3. Tre

102 8 5
                                    

"Dek, yang namanya Renna mana ya?" sebuah suara yang tergesa - gesa datang dari depan pintu kelas.

Renna segera merutuki nasibnya, lagi enak enak stalking ada aja kendalanya. Dimatikannya layar handphonenya. Segera ia menghampiri seseorang yang menyebutkan namanya tadi. Siapa sih pagi – pagi udah nyariin gini? Penting amat kayaknya gue.

“Renna kan?” sebuah suara yang muncul ketika ia telah bertemu seseorang yang ia cari.

Renna termangu ditempat, tidak menyangka. Kakak kelas bermata hazel itu menemuinya, jangan – jangan dia hacker bisa tau siapa yang baru saja stalking akun instagramnya? Wah canggih juga. Tidak sampai segitunya ah. Renna langsung membuang jauh - jauh dugaannya tersebut.

“Dek Renna?” ucap Ricky sambil menggaruk tengkuknya bingung. Perempuan di depannya ini masih saja diam di hadapannya, dengan pandangan yang kosong itu. Ricky hanya bisa memberi tepukan ke pundak adek kelasnya itu supaya kembali ke alam dimana harusnya ia berada.

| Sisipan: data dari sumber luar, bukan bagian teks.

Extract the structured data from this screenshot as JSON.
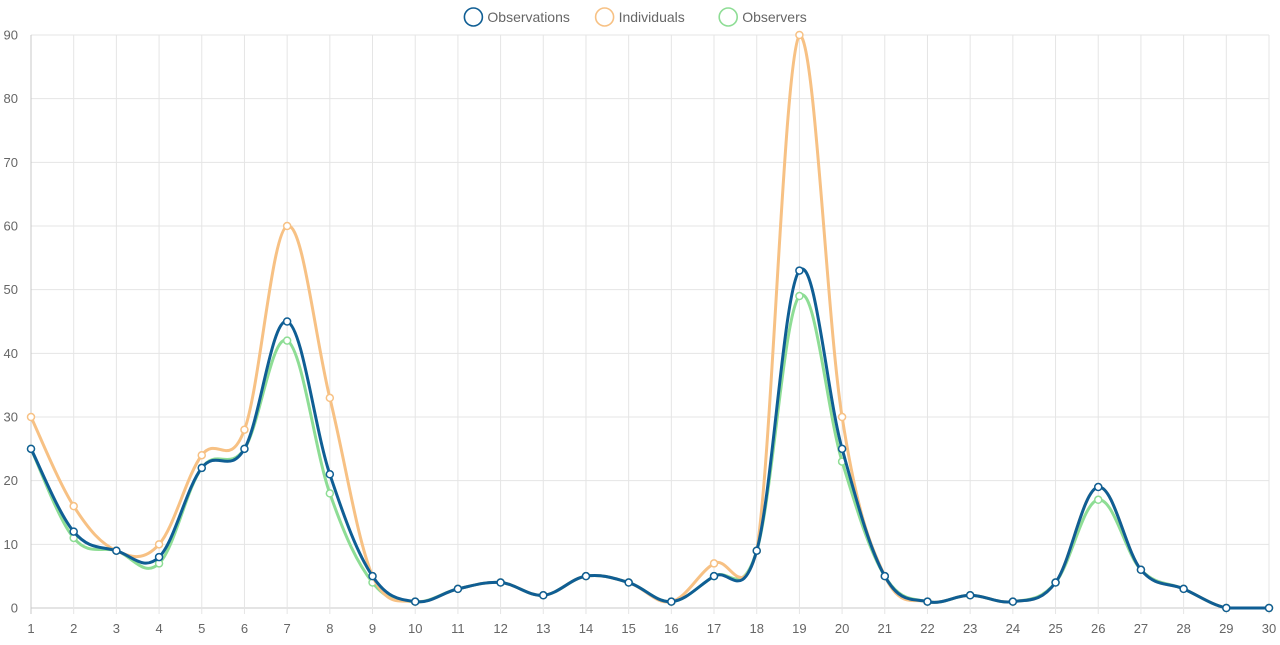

“Eh iya, gimana gimana kak Ricky? Ada apa? Penting?” tanya Renna sambil memberikan sennyumannya kepada Ricky yang masih berada di bibir pintu kelas X MIPA 4.

Sebentar, dia tahu namaku? Darimana?

“Bisa ke UKS sekarang? Renno kakinya cedera,”

Belum sempat Ricky melanjutkan ucapannya, adek kelas itu langsung berlari dengan cepatnya.

“Kok bisa sih?”

“Dek, UKS lewat sebelah kanan,” geli Ricky. Dasar anak kelas 10.

“Oh salah ya?” tanya Renna polos
Renna langsung berbalik arah dan berjalan mendahului kakak kelasnya. Maklum, ia belum mengenal betul lingkungan sekolahnya.

Renna memilih untuk fokus melangkahkan kakinya dan mengatur degupan jantungnya. Ia tidak ingin mengajak berbicara kakak kelasnya itu, takutnya ia akan gugup dan salah tingkah seperti tadi.

Renna hanya mampu merutuki dirinya. Mereka berjalan ke UKS dalam diam. Hening. Tak  ada yang berbicara. Lagipula, lebih baik begini bukan? Mereka juga tidak saling mengenal.

***

Keadaan UKS ramai, ada teman – teman Renno dan anak PMR yang sedang memijit pergelangan kaki Renno dan mengobati lutut Renno yang nampaknya baru saja terluka. Renna merasa  sedikit canggung di sini. Tapi apa daya, ia harus menemui kakaknya itu.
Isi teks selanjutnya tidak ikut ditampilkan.